The particles are extremely small, with some measuring as little as a fraction of a millimeter in diameter. However, because they reflect the sun's light, one can observe them through a telescope as a hazy trail in the night sky. (The course has previously been seen, most notably from the Northern Hemisphere in 2014 and 2015; however, the extent it is seen depends on how the particles interact with the sun.)According to Gritsevich, one report has already been made by an amateur astronomer in Finland who took photographs of the trail in February and March. Nissinen noted that once the sun's brightness no longer obscures the particles, other observers in the Northern Hemisphere will have the opportunity to search for the trail around the end of July or after. Pegasus is the constellation name containing the convergence point where the particles gather.

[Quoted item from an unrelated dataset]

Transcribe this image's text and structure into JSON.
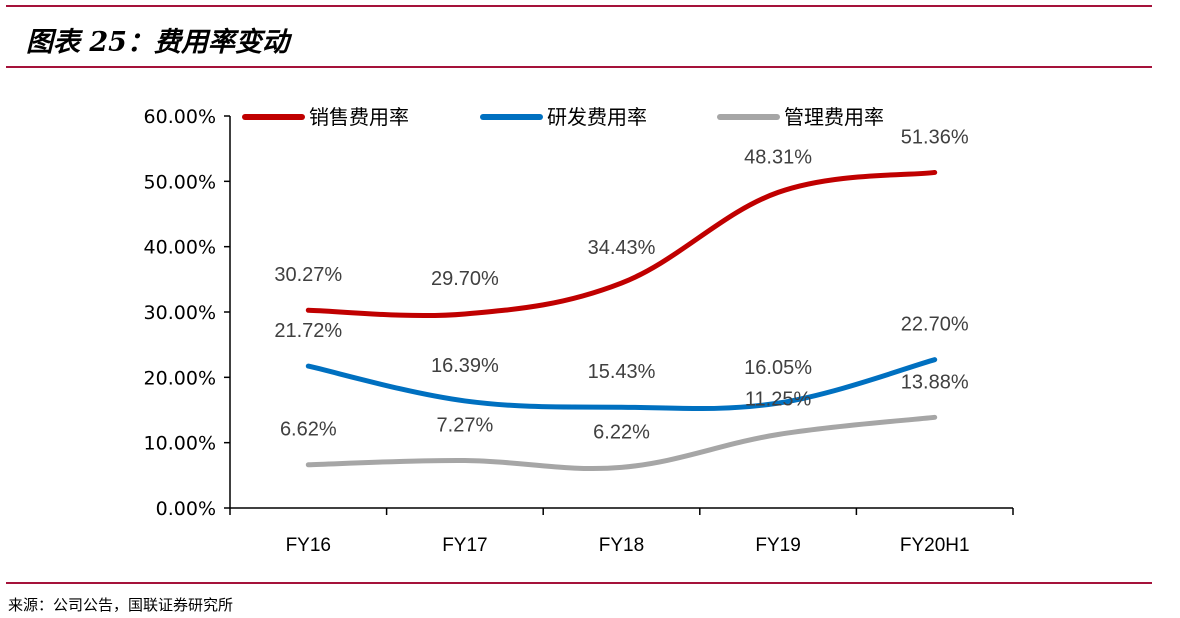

According to Gritsevich, modeling the comet's dust path could one day assist astronomers in conducting in-depth research on comets. Scientists could launch spacecraft to collect material from the comet if they had a detailed map of where the comet's dust is located. This would be a simpler concept than attempting to intercept and sample the comet itself. Now, she and her coworkers intend to replicate the dust path of the initial eruption in 1892 to locate the dust that resulted from that occurrence.

Nissinen stated that it is impossible to predict when the next outburst of the comet will occur because the comet has not undergone an explosion since the year 2007. 17P/Holmes erupted twice in quick succession in the years 1892 and 1893, indicating that it has the potential to do so at any time. On January 31, 2028, the comet will make its next pass, the closest it will go to the sun.